[Copper Streak Trail by Eugene Manlove Rhodes]@TWC D-Link book
Copper Streak Trail

CHAPTER VIII
6/14

"_Socialist_!" shrieks History.
The youth of Abingdon speak glibly of Shepherd Kings, Constitution of Lycurgus, Thermopylae, Consul Duilius, or the Licinian Laws; the more advanced are even as far down as Elizabeth.

For the rich and unmatched history of their own land, they have but a shallow patter of that; no guess at its high meaning, no hint of a possible destiny apart from glory and greed and war, a future and opportunity "too high for hate, too great for rivalry." The history of America is the story of the pioneer and the story of the immigrant.

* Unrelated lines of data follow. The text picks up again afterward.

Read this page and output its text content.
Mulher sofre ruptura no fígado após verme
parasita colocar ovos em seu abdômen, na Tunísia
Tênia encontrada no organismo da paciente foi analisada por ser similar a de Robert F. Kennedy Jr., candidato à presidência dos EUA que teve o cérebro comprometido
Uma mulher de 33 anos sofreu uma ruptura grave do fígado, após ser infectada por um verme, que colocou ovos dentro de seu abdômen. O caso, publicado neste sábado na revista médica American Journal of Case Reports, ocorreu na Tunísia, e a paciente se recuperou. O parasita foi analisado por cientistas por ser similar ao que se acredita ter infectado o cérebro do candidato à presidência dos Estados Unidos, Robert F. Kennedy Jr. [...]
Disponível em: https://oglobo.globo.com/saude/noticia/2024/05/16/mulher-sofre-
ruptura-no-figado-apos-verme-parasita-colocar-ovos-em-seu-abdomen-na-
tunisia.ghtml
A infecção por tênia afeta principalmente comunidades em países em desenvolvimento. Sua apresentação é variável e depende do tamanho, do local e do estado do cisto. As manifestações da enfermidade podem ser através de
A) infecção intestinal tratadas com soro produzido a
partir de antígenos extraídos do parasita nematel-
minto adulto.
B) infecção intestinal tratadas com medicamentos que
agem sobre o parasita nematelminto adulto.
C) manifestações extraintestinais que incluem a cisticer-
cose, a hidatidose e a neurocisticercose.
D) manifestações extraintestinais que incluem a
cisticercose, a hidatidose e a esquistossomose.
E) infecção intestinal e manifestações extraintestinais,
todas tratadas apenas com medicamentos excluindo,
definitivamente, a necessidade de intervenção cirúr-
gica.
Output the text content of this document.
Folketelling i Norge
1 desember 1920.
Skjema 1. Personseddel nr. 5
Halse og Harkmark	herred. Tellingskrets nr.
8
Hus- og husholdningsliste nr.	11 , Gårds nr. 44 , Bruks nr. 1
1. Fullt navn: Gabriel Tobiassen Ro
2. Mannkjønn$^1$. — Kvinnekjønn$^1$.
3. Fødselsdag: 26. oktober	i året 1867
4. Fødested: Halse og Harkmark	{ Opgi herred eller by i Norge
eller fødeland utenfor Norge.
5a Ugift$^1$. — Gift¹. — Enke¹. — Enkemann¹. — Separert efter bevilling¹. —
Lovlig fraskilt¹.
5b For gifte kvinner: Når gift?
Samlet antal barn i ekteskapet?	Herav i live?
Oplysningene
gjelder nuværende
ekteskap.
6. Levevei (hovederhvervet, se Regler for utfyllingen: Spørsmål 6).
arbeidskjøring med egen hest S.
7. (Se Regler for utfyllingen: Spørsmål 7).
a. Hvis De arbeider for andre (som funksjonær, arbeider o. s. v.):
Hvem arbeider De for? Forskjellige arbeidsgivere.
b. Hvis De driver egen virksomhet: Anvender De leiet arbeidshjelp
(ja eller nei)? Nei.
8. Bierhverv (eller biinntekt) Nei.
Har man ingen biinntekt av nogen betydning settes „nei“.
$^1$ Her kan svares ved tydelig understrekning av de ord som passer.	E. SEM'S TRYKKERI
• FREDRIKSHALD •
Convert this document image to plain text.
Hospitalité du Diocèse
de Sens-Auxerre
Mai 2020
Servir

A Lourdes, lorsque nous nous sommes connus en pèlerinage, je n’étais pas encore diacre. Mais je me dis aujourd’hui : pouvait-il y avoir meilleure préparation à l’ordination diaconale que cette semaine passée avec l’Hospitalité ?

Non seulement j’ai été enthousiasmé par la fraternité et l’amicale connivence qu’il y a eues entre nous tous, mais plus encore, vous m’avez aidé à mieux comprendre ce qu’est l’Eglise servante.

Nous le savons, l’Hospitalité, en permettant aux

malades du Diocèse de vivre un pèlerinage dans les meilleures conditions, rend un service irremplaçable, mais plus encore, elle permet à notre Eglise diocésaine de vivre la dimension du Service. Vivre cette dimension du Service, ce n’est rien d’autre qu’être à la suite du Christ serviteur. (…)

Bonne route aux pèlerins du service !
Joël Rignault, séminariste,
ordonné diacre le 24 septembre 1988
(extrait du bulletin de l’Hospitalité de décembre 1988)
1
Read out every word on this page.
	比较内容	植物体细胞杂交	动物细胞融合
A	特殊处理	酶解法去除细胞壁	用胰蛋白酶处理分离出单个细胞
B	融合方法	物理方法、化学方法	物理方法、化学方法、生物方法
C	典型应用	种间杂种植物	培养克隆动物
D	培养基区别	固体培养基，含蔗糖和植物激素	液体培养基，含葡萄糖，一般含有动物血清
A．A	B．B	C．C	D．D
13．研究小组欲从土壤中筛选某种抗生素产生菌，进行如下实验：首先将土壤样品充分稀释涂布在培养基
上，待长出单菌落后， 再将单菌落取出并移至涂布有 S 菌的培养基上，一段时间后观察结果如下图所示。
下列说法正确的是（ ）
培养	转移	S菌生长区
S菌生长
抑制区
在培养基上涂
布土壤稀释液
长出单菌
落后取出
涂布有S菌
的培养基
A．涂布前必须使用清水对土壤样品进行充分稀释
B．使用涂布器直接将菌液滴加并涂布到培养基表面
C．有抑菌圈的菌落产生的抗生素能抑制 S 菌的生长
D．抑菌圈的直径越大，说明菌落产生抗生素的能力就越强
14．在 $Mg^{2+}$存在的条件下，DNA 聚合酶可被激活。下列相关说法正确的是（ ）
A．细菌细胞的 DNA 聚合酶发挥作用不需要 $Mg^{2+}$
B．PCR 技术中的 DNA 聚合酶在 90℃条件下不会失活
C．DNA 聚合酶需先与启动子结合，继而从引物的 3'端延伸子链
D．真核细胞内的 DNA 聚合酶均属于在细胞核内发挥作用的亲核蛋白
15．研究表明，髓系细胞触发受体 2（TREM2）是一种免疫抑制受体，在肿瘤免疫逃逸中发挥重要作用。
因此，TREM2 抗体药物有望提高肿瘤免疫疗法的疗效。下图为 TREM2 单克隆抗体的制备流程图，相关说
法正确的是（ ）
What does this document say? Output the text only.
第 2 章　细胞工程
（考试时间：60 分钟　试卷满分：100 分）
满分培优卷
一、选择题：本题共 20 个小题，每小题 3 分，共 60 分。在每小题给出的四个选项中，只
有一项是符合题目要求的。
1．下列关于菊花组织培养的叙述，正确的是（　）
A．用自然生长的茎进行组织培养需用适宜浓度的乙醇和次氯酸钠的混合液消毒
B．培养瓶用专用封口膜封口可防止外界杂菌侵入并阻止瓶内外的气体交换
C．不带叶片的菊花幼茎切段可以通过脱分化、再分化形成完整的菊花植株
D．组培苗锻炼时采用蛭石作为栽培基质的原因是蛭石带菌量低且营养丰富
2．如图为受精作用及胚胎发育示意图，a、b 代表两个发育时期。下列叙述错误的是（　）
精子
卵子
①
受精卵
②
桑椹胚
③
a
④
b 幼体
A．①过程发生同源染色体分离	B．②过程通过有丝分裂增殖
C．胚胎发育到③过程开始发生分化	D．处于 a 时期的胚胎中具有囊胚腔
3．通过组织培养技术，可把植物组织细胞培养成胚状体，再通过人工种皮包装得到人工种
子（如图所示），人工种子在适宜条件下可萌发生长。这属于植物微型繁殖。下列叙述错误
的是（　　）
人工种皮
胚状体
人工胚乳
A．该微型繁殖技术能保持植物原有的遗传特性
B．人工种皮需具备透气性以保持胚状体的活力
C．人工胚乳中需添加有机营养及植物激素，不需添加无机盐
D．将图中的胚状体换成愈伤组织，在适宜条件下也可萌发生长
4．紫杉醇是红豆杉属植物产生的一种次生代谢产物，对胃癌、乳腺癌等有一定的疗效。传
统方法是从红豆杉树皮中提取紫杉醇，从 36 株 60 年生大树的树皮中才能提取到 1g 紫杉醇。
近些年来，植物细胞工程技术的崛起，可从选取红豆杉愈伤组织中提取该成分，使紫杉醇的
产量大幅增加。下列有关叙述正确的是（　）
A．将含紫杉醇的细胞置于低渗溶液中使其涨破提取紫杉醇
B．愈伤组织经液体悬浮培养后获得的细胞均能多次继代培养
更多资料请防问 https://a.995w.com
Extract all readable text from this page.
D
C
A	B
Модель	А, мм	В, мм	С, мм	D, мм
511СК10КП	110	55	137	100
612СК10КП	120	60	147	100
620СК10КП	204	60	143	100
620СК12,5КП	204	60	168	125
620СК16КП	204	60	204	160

The students are taught nothing of the one or the other--except for the case of certain immigrant pioneers, enskied and sainted, who never left the hearing of the sea; a sturdy and stout-hearted folk enough, but something press-agented.
Outside of school the student hears no mention of living immigrant or pioneer save in terms of gibe and sneer and taunt.

The color and high romance of his own township is a thing undreamed of, as vague and shapeless as the foundations of Enoch, the city of Cain.

And for his own farmstead, though for the first time on earth a man made here a home; though valor blazed the path; though he laid the foundation of that house in hope and in love set up the gates of it, none knows the name of that man or of his bolder mate.